You mean..... (wait for it).......Fondon't!


----------



## Boatboy24 (Feb 16, 2017)

sour_grapes said:


> You mean..... (wait for it).......Fondon't!



Nyuk, nyuk!

Maybe we'd be better off clearing the dust off the fondue set we got for our wedding and still haven't used.


----------



## ibglowin (Feb 16, 2017)

We have one in ABQ. Looked at the online menu. Dinner for 4 was ~$50 ea. so thats ~$200 right there Then add a couple bottles of decent (but way overpriced) wine and that will add ~$150. Add dessert, coffee, tax and tip on top and you have shelled out some serious cash by the end of the night.


----------



## ceeaton (Feb 16, 2017)

ibglowin said:


> We have one in ABQ. Looked at the online menu. Dinner for 4 was ~$50 ea. so thats ~$200 right there Then add a couple bottles of decent (but way overpriced) wine and that will add ~$150. Add dessert, coffee, tax and tip on top and you have shelled out some serious cash by the end of the night.
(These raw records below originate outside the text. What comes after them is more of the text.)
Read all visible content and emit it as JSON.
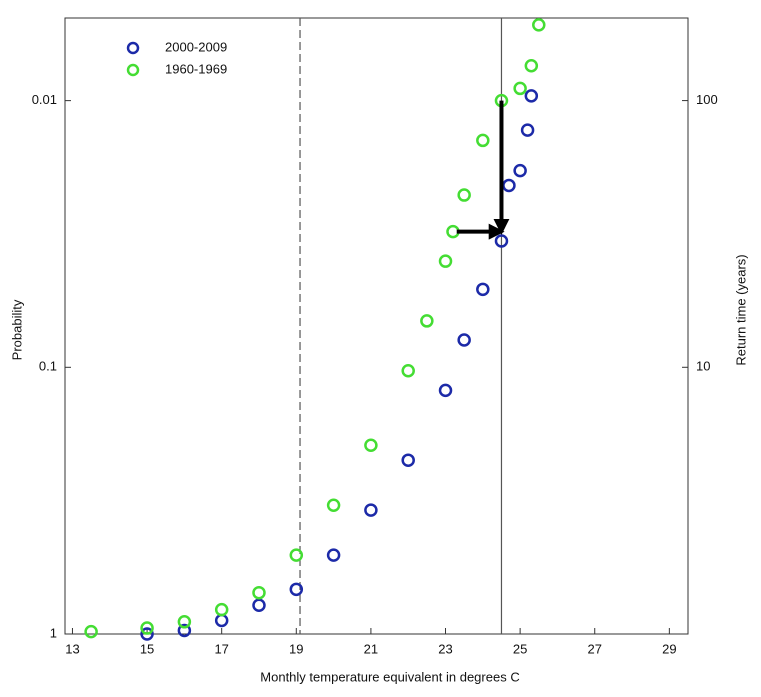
{
  "chart_data": {
    "type": "scatter",
    "xlabel": "Monthly temperature equivalent in degrees C",
    "ylabel": "Probability",
    "y2label": "Return time (years)",
    "xlim": [
      12.8,
      29.5
    ],
    "xticks": [
      13,
      15,
      17,
      19,
      21,
      23,
      25,
      27,
      29
    ],
    "ylim": [
      1,
      0.0049
    ],
    "yticks": [
      1,
      0.1,
      0.01
    ],
    "ylog": true,
    "y2lim": [
      1,
      204
    ],
    "y2ticks": [
      10,
      100
    ],
    "y2log": true,
    "legend": "upper left",
    "series": [
      {
        "name": "2000-2009",
        "color": "#1c2aa8",
        "x": [
          15,
          16,
          17,
          18,
          19,
          20,
          21,
          22,
          23,
          23.5,
          24,
          24.5,
          24.7,
          25,
          25.2,
          25.3
        ],
        "values": [
          1.0,
          0.97,
          0.89,
          0.78,
          0.68,
          0.506,
          0.343,
          0.223,
          0.122,
          0.079,
          0.051,
          0.0336,
          0.0208,
          0.0183,
          0.0129,
          0.0096
        ]
      },
      {
        "name": "1960-1969",
        "color": "#44dd33",
        "x": [
          13.5,
          15,
          16,
          17,
          18,
          19,
          20,
          21,
          22,
          22.5,
          23,
          23.2,
          23.5,
          24,
          24.5,
          25,
          25.3,
          25.5
        ],
        "values": [
          0.98,
          0.95,
          0.9,
          0.81,
          0.7,
          0.506,
          0.329,
          0.196,
          0.103,
          0.067,
          0.04,
          0.031,
          0.0226,
          0.0141,
          0.01,
          0.009,
          0.0074,
          0.0052
        ]
      }
    ],
    "vlines": [
      {
        "x": 19.1,
        "style": "dashed"
      },
      {
        "x": 24.5,
        "style": "solid"
      }
    ],
    "arrows": [
      {
        "from": [
          23.3,
          0.031
        ],
        "to": [
          24.5,
          0.031
        ]
      },
      {
        "from": [
          24.5,
          0.01
        ],
        "to": [
          24.5,
          0.031
        ]
      }
    ]
  }
}
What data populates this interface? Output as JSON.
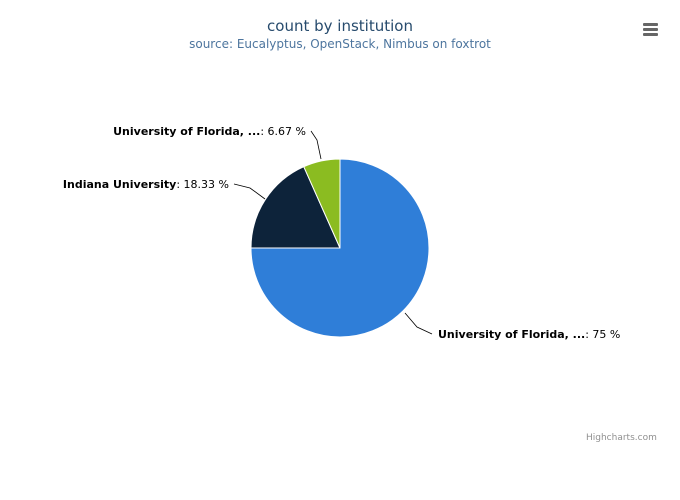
{
  "title": "count by institution",
  "subtitle": "source: Eucalyptus, OpenStack, Nimbus on foxtrot",
  "credits": "Highcharts.com",
  "menu_icon": "hamburger-menu-icon",
  "colors": {
    "title": "#274b6d",
    "subtitle": "#4d759e"
  },
  "chart_data": {
    "type": "pie",
    "title": "count by institution",
    "subtitle": "source: Eucalyptus, OpenStack, Nimbus on foxtrot",
    "slices": [
      {
        "name": "University of Florida, ...",
        "value": 75,
        "label": "75 %",
        "color": "#2f7ed8"
      },
      {
        "name": "Indiana University",
        "value": 18.33,
        "label": "18.33 %",
        "color": "#0d233a"
      },
      {
        "name": "University of Florida, ...",
        "value": 6.67,
        "label": "6.67 %",
        "color": "#8bbc21"
      }
    ]
  }
}
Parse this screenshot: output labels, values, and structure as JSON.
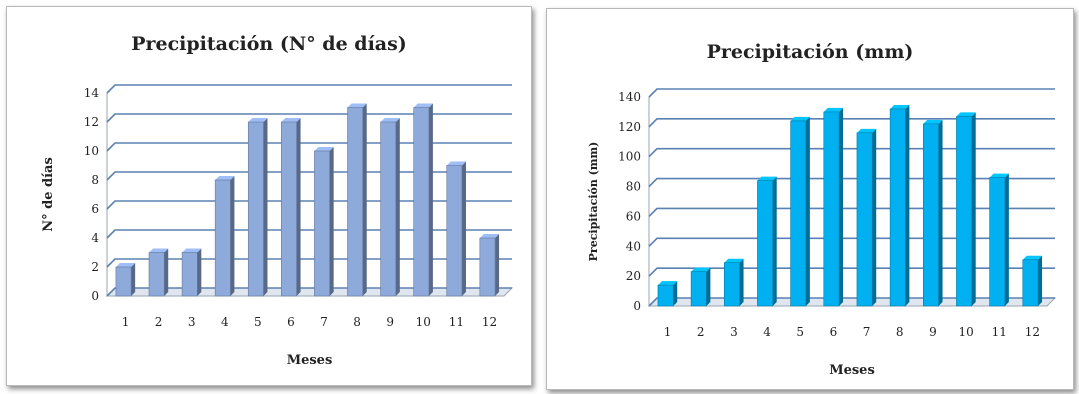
{
  "chart_data": [
    {
      "type": "bar",
      "title": "Precipitación (N° de días)",
      "xlabel": "Meses",
      "ylabel": "N° de días",
      "categories": [
        "1",
        "2",
        "3",
        "4",
        "5",
        "6",
        "7",
        "8",
        "9",
        "10",
        "11",
        "12"
      ],
      "values": [
        2,
        3,
        3,
        8,
        12,
        12,
        10,
        13,
        12,
        13,
        9,
        4
      ],
      "yticks": [
        "0",
        "2",
        "4",
        "6",
        "8",
        "10",
        "12",
        "14"
      ],
      "ylim": [
        0,
        14
      ],
      "bar_color": "#8eaadb",
      "grid": true
    },
    {
      "type": "bar",
      "title": "Precipitación (mm)",
      "xlabel": "Meses",
      "ylabel": "Precipitación (mm)",
      "categories": [
        "1",
        "2",
        "3",
        "4",
        "5",
        "6",
        "7",
        "8",
        "9",
        "10",
        "11",
        "12"
      ],
      "values": [
        14,
        23,
        29,
        84,
        124,
        130,
        116,
        132,
        122,
        127,
        86,
        31
      ],
      "yticks": [
        "0",
        "20",
        "40",
        "60",
        "80",
        "100",
        "120",
        "140"
      ],
      "ylim": [
        0,
        140
      ],
      "bar_color": "#00b0f0",
      "grid": true
    }
  ]
}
Wow, that's more than I spend on groceries for three weeks for a family of six. Ouch, ouch and double ouch! Now I know why we've never been there. I'm sure I can find a fondue set for less than that.


----------



## jburtner (Feb 16, 2017)

That's exactly what happened (and some cocktails plus some nice wine - of course) !

It was an enjoyable experience though - I didn't have to clean dishes - and they had like four+ courses of fondue. I'm not rushing back for MP-Vday-2.0 though and it has provided some good conversation and memories in the time since...

Cheers!
-johann


----------